- Born: Santa Clara, California
- Awards: Western Michigan University Distinguished Faculty Scholar Award (2019) Historical Society of Michigan State History Award (2015; 2019)

Academic background
- Education: Stanford University (B.S., 1982) Monterey Institute of International Studies (M.A., 1990) University of California, Santa Barbara (M.A., 1991; Ph.D., 1996)

Academic work
- Discipline: Religious studies
- Sub-discipline: American religious history; new religious movements
- Institutions: Western Michigan University
- Notable works: Dr. John Harvey Kellogg and the Religion of Biologic Living (2014) John E. Fetzer and the Quest for the New Age (2018) The California Days of Ralph Waldo Emerson (2022)

= Brian C. Wilson =

Scholar of religion and professor at Western Michigan University

Brian C. Wilson is a professor of American religious history in the Department of World Religions and Cultures at Western Michigan University. His teaching and research address American religious history, new religious movements, religion in the Midwest (including the “Yankee diaspora”), and theory and method in the academic study of religion.
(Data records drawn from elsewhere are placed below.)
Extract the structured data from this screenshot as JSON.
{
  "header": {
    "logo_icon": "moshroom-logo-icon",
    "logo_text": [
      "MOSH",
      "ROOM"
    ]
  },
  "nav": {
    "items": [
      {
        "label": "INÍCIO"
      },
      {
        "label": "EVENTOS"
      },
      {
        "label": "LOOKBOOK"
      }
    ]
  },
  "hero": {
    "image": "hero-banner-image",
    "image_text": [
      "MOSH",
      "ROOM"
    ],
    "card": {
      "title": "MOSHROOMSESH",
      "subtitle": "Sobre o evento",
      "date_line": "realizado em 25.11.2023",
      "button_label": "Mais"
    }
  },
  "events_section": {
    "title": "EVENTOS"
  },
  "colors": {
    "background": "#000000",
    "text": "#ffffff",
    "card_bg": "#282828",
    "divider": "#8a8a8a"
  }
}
In 2019, Wilson received Western Michigan University’s Distinguished Faculty Scholar Award.

==Early life and education==
Wilson is a native of Santa Clara, California. He earned a B.S. in Medical Microbiology from Stanford University (1982). After three years in the Peace Corps (Honduras and the Dominican Republic), he completed an M.A. in Hispanic Studies at the Monterey Institute of International Studies (1990), followed by an M.A. (1991) and Ph.D. (1996) in Religious Studies at the University of California, Santa Barbara.

==Academic career==
Wilson joined the faculty of Western Michigan University in 1996. He served as chair of WMU’s Department of Comparative Religion (later renamed World Religions and Cultures) from Summer 2001 to Fall 2007 and again from Fall 2008 to Fall 2010.

==Research and publications==
Wilson’s scholarship includes work on religion in the American Midwest, spiritual biography, and the historical intersections of religion, medicine, and culture. His books on figures associated with Michigan’s religious and cultural history include studies of John Harvey Kellogg and John Fetzer; the latter has been reviewed in venues such as Reading Religion (American Academy of Religion).

==Selected works==
===Books===
- Wilson, Brian C. (2014). "Dr. John Harvey Kellogg and the Religion of Biologic Living"
- Wilson, Brian C. (2018). "John E. Fetzer and the Quest for the New Age"
- Wilson, Brian C. (2022). "The California Days of Ralph Waldo Emerson"
- Wilson, Brian C. (2008). "Yankees in Michigan"
- Wilson, Brian C. (1999). "Christianity"

===Edited volumes===
- Idinopulos, Thomas A. (1998). "What Is Religion?: Origins, Definitions, and Explanations"

==Awards and honors==
- Distinguished Faculty Scholar Award, Western Michigan University (2019).
- Historical Society of Michigan State History Award (2015; 2019).
- Independent Publisher Book Award (IPPY) recognition for Dr. John Harvey Kellogg and the Religion of Biologic Living (reported by WMU and the award sponsor).